FilingReader Intelligence

Fonterra profit up, advances Mainland divestment, plans NZ$1bn investment

December 3, 2025 at 07:39 PM UTCBy FilingReader AI

Fonterra Co-operative Group Ltd reported a Total Group profit after tax of $278 million for Q1 FY26, an increase of $15 million year-on-year, equivalent to 17 cents per share. Continuing operations delivered a profit after tax of $158 million, equivalent to 9 cents per share, slightly down due to sales phasing differences, with the full-year earnings forecast remaining at 45-65 cents per share. The forecast Farmgate Milk Price was revised to NZD9.00 - NZD10.00 per kgMS, with a midpoint of NZD9.50 per kgMS, reflecting strong global milk collections.

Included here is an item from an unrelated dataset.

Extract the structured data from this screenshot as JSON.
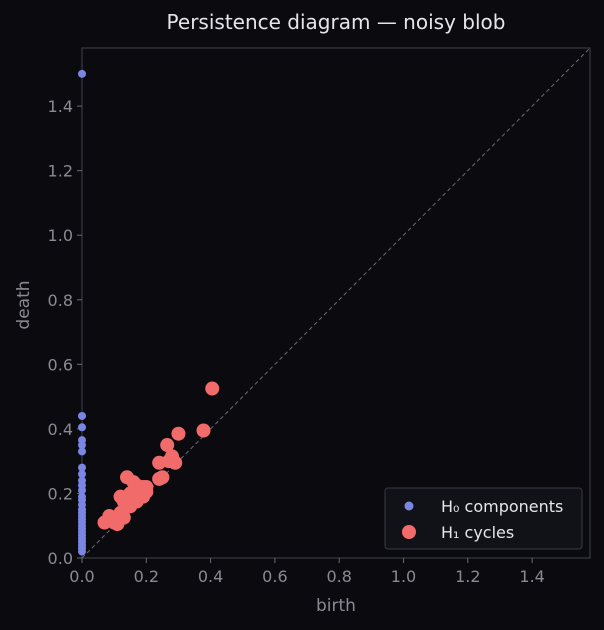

The company is progressing with its strategy, including the farmer-approved divestment of Mainland Group to Lactalis for NZD4.22 billion. Regulatory approvals are ongoing, with the transaction expected to complete in the first half of the 2026 calendar year. Fonterra aims to return NZD2 per share, approximately NZD3.2 billion, to shareholders and unit holders as a tax-free capital return post-sale completion, with a shareholder vote anticipated on 19 February 2026.

Strategic investments include a NZD75 million expansion of butter production at Clandeboye and ongoing construction of a NZD75 million protein hub at Studholme and a NZD150 million UHT cream plant at Edendale. Fonterra plans to invest up to NZD1 billion over the next three to four years to generate further value and operational efficiencies.